ストレージに投資する際、企業はオンプレミスのストレージでも、クラウドストレージでも自社の要件によって選択しやすい状況になりつつある。「QLC」といった新技術が台頭する中、求められる判断材料とは。
「QLC」(クアッドレベルセル)によって「SSD」の容量単価は抑制しやすくなる。QLCは、1つのメモリセルに4bitを格納する記録方式だ。こうした新たなストレージ技術は、オンプレミスのストレージとクラウドストレージのどちらに投資した方がいいのか、という判断に影響を与える。それを検討する際、判断材料になるのはコストだけではない。
クラウドストレージは、必要に応じてすぐにリソースを確保できる点で非常にメリットが大きい。ただしクラウドストレージでSSDを利用する場合は注意が必要だ。扱うデータ量が大きくなるほど、クラウドストレージの利用料金はあっという間に想定以上になってしまう。
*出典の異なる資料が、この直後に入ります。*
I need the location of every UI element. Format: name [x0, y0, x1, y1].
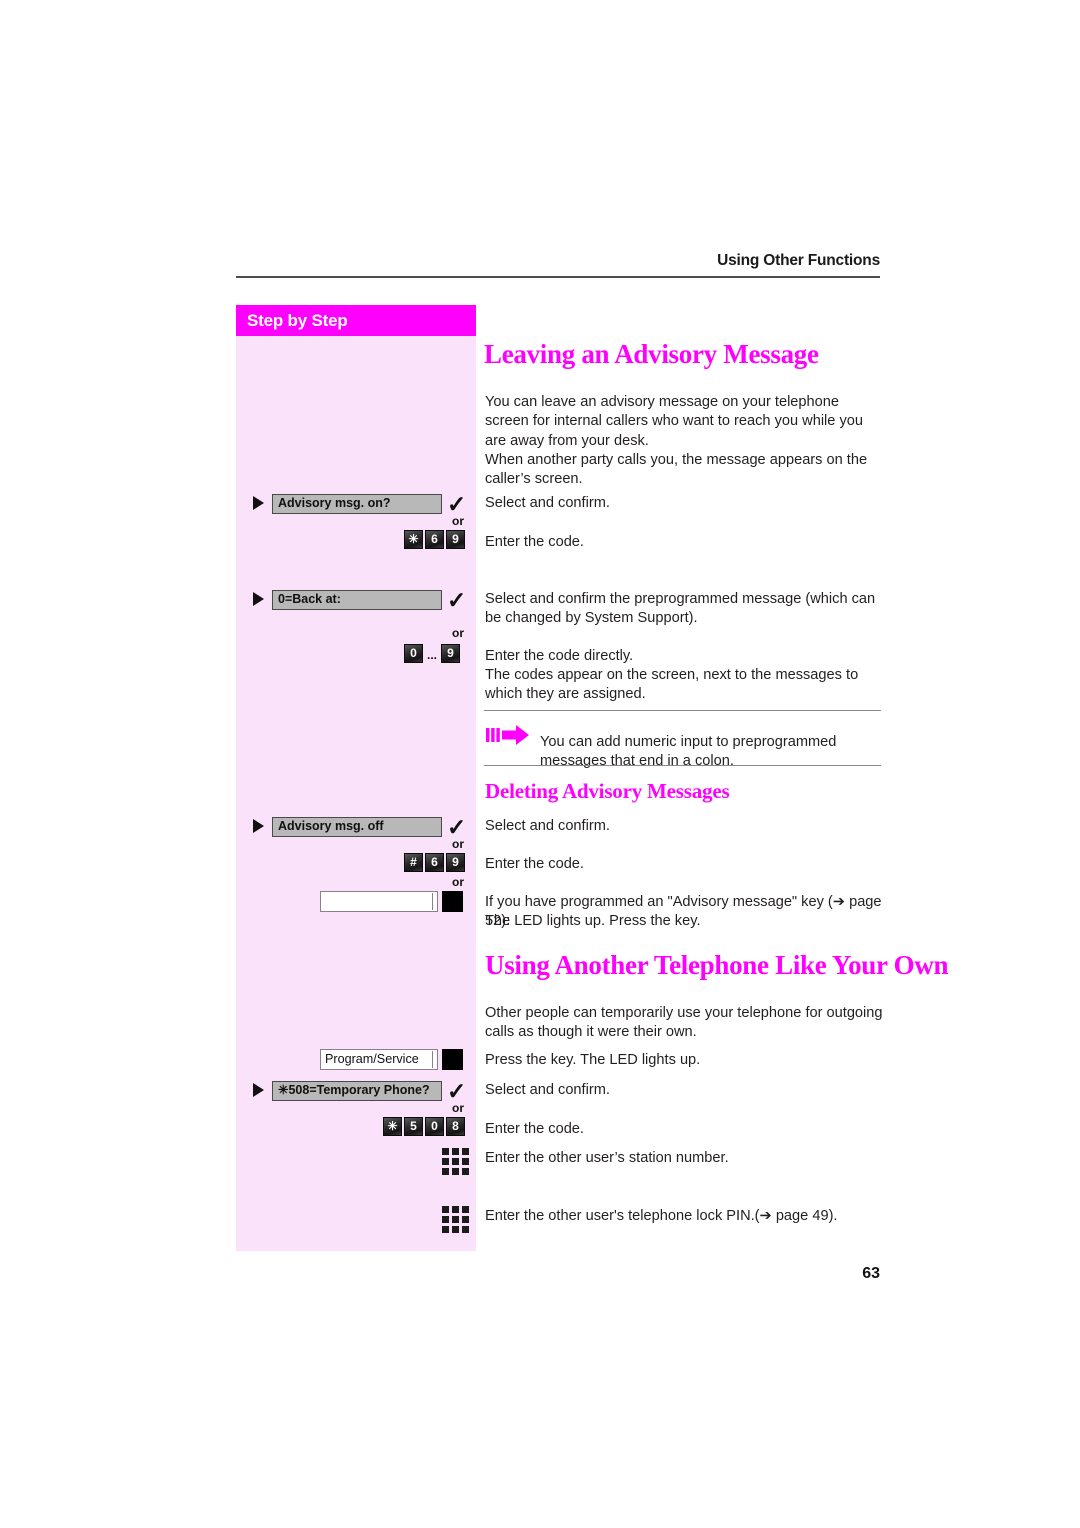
- description-enter-code-advisory-off: Enter the code.: [485, 856, 584, 872]
- display-option-advisory-msg-off[interactable]: Advisory msg. off: [272, 817, 442, 837]
- page-number: 63: [862, 1265, 880, 1282]
- display-option-temporary-phone[interactable]: ✳508=Temporary Phone?: [272, 1081, 442, 1101]
- or-label-advisory-on: or: [452, 514, 464, 528]
- confirm-checkmark-back-at[interactable]: ✓: [447, 589, 466, 612]
- function-key-advisory-message[interactable]: [320, 891, 463, 912]
- dial-key-star[interactable]: ✳: [404, 530, 423, 549]
- description-press-key-led: Press the key. The LED lights up.: [485, 1052, 701, 1068]
- keyrow-advisory-off-code[interactable]: # 6 9: [404, 853, 465, 872]
- step-by-step-panel: Step by Step Advisory msg. on? ✓ or ✳ 6 …: [236, 305, 476, 1251]
- confirm-checkmark-temporary-phone[interactable]: ✓: [447, 1080, 466, 1103]
- keypad-cell: [442, 1148, 449, 1155]
- keypad-cell: [452, 1216, 459, 1223]
- keypad-cell: [442, 1158, 449, 1165]
- function-key-label-program-service[interactable]: Program/Service: [320, 1049, 438, 1070]
- function-key-program-service[interactable]: Program/Service: [320, 1049, 463, 1070]
- function-key-led: [442, 891, 463, 912]
- bullet-triangle-back-at: [253, 592, 264, 606]
- description-enter-code-directly: Enter the code directly.: [485, 648, 634, 664]
- keypad-cell: [462, 1216, 469, 1223]
- dial-key-6[interactable]: 6: [425, 530, 444, 549]
- keypad-cell: [462, 1148, 469, 1155]
- description-programmed-advisory-key-2: The LED lights up. Press the key.: [485, 913, 701, 929]
- description-enter-code-temporary-phone: Enter the code.: [485, 1121, 584, 1137]
- dial-key-range-ellipsis: ...: [426, 648, 437, 662]
- display-option-back-at[interactable]: 0=Back at:: [272, 590, 442, 610]
- description-select-confirm-back-at: Select and confirm the preprogrammed mes…: [485, 591, 876, 627]
- note-arrow-icon: [486, 725, 529, 745]
- running-head: Using Other Functions: [717, 252, 880, 269]
- dial-key-5[interactable]: 5: [404, 1117, 423, 1136]
- description-select-confirm-temporary-phone: Select and confirm.: [485, 1082, 610, 1098]
- or-label-temporary-phone: or: [452, 1101, 464, 1115]
- keypad-cell: [452, 1168, 459, 1175]
- description-select-confirm-advisory-off: Select and confirm.: [485, 818, 610, 834]
- keyrow-advisory-on-code[interactable]: ✳ 6 9: [404, 530, 465, 549]
- dial-key-9[interactable]: 9: [441, 644, 460, 663]
- keypad-cell: [442, 1168, 449, 1175]
- description-codes-appear-on-screen: The codes appear on the screen, next to …: [485, 667, 859, 703]
- program-service-led: [442, 1049, 463, 1070]
- display-option-advisory-msg-on[interactable]: Advisory msg. on?: [272, 494, 442, 514]
- dial-key-8[interactable]: 8: [446, 1117, 465, 1136]
- keypad-cell: [452, 1206, 459, 1213]
- paragraph-advisory-intro-1: You can leave an advisory message on you…: [485, 394, 864, 449]
- description-enter-code-advisory-on: Enter the code.: [485, 534, 584, 550]
- keyrow-back-at-code[interactable]: 0 ... 9: [404, 644, 460, 663]
- dial-key-hash[interactable]: #: [404, 853, 423, 872]
- keypad-cell: [462, 1158, 469, 1165]
- step-by-step-header: Step by Step: [236, 305, 476, 336]
- bullet-triangle-advisory-off: [253, 819, 264, 833]
- dial-key-0[interactable]: 0: [425, 1117, 444, 1136]
- header-divider: [236, 276, 880, 278]
- bullet-triangle-advisory-on: [253, 496, 264, 510]
- keypad-cell: [462, 1168, 469, 1175]
- keypad-cell: [442, 1226, 449, 1233]
- or-label-back-at: or: [452, 626, 464, 640]
- note-rule-top: [484, 710, 881, 711]
- description-enter-station-number: Enter the other user’s station number.: [485, 1150, 729, 1166]
- section-title-leaving-advisory-message: Leaving an Advisory Message: [484, 339, 819, 369]
- keypad-cell: [462, 1226, 469, 1233]
- dial-key-0[interactable]: 0: [404, 644, 423, 663]
- keypad-icon-station-number[interactable]: [442, 1148, 469, 1175]
- or-label-advisory-off-1: or: [452, 837, 464, 851]
- dial-key-9[interactable]: 9: [446, 853, 465, 872]
- keypad-icon-lock-pin[interactable]: [442, 1206, 469, 1233]
- paragraph-advisory-intro-2: When another party calls you, the messag…: [485, 452, 868, 488]
- keypad-cell: [452, 1158, 459, 1165]
- dial-key-6[interactable]: 6: [425, 853, 444, 872]
- confirm-checkmark-advisory-on[interactable]: ✓: [447, 493, 466, 516]
- or-label-advisory-off-2: or: [452, 875, 464, 889]
- function-key-label-blank[interactable]: [320, 891, 438, 912]
- paragraph-another-telephone-intro: Other people can temporarily use your te…: [485, 1005, 883, 1041]
- keyrow-temporary-phone-code[interactable]: ✳ 5 0 8: [383, 1117, 465, 1136]
- keypad-cell: [452, 1226, 459, 1233]
- bullet-triangle-temporary-phone: [253, 1083, 264, 1097]
- confirm-checkmark-advisory-off[interactable]: ✓: [447, 816, 466, 839]
- description-select-confirm-advisory-on: Select and confirm.: [485, 495, 610, 511]
- keypad-cell: [442, 1216, 449, 1223]
- subsection-title-deleting-advisory-messages: Deleting Advisory Messages: [485, 779, 730, 803]
- keypad-cell: [442, 1206, 449, 1213]
- section-title-using-another-telephone: Using Another Telephone Like Your Own: [485, 950, 949, 980]
- dial-key-star[interactable]: ✳: [383, 1117, 402, 1136]
- dial-key-9[interactable]: 9: [446, 530, 465, 549]
- description-enter-lock-pin: Enter the other user's telephone lock PI…: [485, 1208, 838, 1224]
- keypad-cell: [462, 1206, 469, 1213]
- keypad-cell: [452, 1148, 459, 1155]
- note-rule-bottom: [484, 765, 881, 766]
SSDを使う場合、オンプレミスのストレージとクラウドストレージのどちらで使うのが適切なのか。この問いには慎重に答える必要がある。
QLCは、SSDの容量単価をHDD並みまで下げることを目指した比較的新しいストレージ技術だ。そうした新技術をサービスとして迅速に提供する点において、クラウドベンダーは苦戦する傾向にある。そのため企業はオンプレミスのストレージでSSDを使う方が、投資効果を得やすいことがある。
SSDの容量単価はQLCになることで抑制しやすくなるため、その点はオンプレミスのストレージに投資する企業にとって大きなメリットになる。だが企業は、何が最も重要なのかを考えなければならない。もし機敏性(アジリティ)が重要なのであれば、クラウドストレージを使う選択肢を捨ててはいけない。
アジリティを追求する場合の答えが、クラウドストレージとも限らない。インフラの構成を、オンプレミスのデータセンターとクラウドサービスを連携させる「ハイブリッドクラウド」にしている場合は、オンプレミスのデータセンターにもクラウドサービスのアジリティをもたらしやすいからだ。例えばオンプレミスのストレージにQLCを採用して投資効果を高めつつ、クラウドストレージも併用してアジリティを高める、といった選択ができれば、双方の利点を取り入れることができる。
結局のところ、インフラの価値を最大限に高める点において、アジリティを忘れてはいけない。それを踏まえて、オンプレミスのストレージがいいのか、クラウドストレージがいいのかを検討することが重要だ。